The code below calculates covariance and correlation with which we can quantify the relationship between the two variables.

# Covariance
cov(df.ready$p.graduate, df.ready$hinc.num) # This value by itself is not really useful because it is affected by the unit of the data.
## [1] 3105.944
# Correlation
cor.test(df.ready$p.graduate, df.ready$hinc.num,
         alternative = "two.sided", # or "less" "greater" for one-tailed test
         method = "pearson",        # or "kendall" "spearman"
         conf.level = 0.95)
## 
##  Pearson's product-moment correlation
## 
## data:  df.ready$p.graduate and df.ready$hinc.num
## t = 24.844, df = 512, p-value < 2.2e-16
## alternative hypothesis: true correlation is not equal to 0
## 95 percent confidence interval:
##  0.6974296 0.7761786
## sample estimates:
##       cor 
## 0.7393218

The correlation coefficient is 0.7393218 The t-value is huge with a large degrees of freedom (and of course a very small p-value). These numbers indicate a statistically significant positive correlation between the two variables.

 

Compare the scatterplot of p.graduate and hinc.num against the large correlation plot above with multiple correlation coefficients and corresponding scatterplot. The correlation coefficient we got from the data is 0.7393218, which is close to 0.8. Can see the similarity in terms of how spread the points are from the line?
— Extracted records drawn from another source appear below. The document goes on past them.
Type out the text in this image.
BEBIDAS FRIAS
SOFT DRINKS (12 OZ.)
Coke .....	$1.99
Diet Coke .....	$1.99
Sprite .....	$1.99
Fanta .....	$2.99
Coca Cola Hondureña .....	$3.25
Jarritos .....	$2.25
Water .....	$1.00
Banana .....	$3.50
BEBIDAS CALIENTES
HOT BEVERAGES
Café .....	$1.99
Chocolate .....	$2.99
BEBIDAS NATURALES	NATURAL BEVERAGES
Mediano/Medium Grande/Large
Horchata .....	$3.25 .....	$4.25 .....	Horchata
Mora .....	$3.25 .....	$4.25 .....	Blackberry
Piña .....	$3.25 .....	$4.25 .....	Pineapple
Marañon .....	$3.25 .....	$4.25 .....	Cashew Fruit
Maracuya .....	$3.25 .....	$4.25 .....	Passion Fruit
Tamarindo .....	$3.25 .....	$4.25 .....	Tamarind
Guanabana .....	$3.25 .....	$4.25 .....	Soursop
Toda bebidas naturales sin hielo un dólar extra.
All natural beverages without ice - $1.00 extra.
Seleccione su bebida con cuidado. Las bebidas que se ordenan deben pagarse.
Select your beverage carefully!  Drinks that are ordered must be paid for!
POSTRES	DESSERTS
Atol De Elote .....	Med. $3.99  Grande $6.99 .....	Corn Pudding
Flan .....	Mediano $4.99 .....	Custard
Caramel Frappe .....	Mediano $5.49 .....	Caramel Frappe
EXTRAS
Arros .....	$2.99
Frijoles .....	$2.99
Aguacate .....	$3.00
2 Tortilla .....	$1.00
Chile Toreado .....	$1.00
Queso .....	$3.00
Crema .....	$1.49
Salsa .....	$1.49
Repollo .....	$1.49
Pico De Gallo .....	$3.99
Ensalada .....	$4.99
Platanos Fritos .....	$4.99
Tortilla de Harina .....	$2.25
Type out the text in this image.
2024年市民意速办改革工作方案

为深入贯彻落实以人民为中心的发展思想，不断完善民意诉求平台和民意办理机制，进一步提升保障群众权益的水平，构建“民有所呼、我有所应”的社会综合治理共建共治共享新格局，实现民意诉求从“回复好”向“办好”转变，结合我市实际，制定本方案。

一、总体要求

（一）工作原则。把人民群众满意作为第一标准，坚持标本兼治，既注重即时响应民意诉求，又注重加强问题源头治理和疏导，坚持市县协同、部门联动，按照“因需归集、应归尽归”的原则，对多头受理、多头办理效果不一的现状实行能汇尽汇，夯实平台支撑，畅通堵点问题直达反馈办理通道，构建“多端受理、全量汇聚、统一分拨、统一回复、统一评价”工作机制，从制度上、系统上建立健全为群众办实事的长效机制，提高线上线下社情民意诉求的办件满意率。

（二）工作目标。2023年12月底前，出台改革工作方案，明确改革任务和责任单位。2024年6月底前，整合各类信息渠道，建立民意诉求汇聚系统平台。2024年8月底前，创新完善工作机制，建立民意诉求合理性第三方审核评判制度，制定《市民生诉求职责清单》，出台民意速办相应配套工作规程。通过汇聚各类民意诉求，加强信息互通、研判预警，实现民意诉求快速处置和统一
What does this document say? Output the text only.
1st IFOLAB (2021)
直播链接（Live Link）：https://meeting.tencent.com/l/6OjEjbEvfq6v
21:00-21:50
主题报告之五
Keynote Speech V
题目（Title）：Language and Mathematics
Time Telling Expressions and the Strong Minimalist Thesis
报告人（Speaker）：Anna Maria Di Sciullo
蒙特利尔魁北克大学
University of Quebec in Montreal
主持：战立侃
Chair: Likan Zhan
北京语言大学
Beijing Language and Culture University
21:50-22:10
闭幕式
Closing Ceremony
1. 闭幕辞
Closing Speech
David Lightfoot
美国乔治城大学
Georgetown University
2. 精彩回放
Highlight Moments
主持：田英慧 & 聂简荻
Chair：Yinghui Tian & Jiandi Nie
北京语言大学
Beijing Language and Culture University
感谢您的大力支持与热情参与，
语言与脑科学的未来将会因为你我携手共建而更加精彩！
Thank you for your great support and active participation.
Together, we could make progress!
If the correlation coefficient we got from the data was, for example, 0.4, the points in the scatterplot would have been more spread out. Again, correlation coefficient do not tell us anything about the slope! It only tells us whether it is upward/downward slope and how spread out the points are from the line.

A few more examples of correlation tests

We have seen that there is a positive correlation between p.graduate and hinc.num. Let’s examine if there is the opposite relationship between having low educational attainment and the median household income of neighborhoods in the four county. This time, let’s use p.HS, the proportion of residents who are older than 25 and have high school education.

# Creating a Scatterplot between hinc and p.HS
plot(df.ready$p.HS,
     df.ready$hinc.num,
     main = "Scatterplot between % high school graduate \n and median household income",
     xlab = "Proportion of residents with high school diploma",
     ylab = "Median household income",
     col = "blue")

The plot shows that there is a very clear negative relationship between the two variables. We can easily predict from this plot that the correlation coefficient will be large (to be minimize potential confusions, I’d say the absolute value (or the magnitude) of the coefficient will be large or the coefficient is large and negative or something similar). Let’s run the analysis.

cor.test(df.ready$p.HS, df.ready$hinc.num,
         alternative = "two.sided", # or "less" "greater" for one-tailed test
         method = "pearson",        # or "kendall" "spearman"
         conf.level = 0.95)
## 
##  Pearson's product-moment correlation
## 
## data:  df.ready$p.HS and df.ready$hinc.num
## t = -23.285, df = 512, p-value < 2.2e-16
## alternative hypothesis: true correlation is not equal to 0
## 95 percent confidence interval:
##  -0.7567151 -0.6723812
## sample estimates:
##        cor 
## -0.7171636

Just like we predicted, the correlation coefficient is -0.7171636 and the hypothesis test result is highly statistically significant. They indicate that there is a strong negative correlation between p.HS and hinc.num.

Try repeating what we’ve done so far with other educational attainment levels, for example, df.ready$someCol. Examine if there a statistically significant correlation, what the scatterplot looks like, and how the plot compares with the large correlation chart (i.e., the first figure of this document).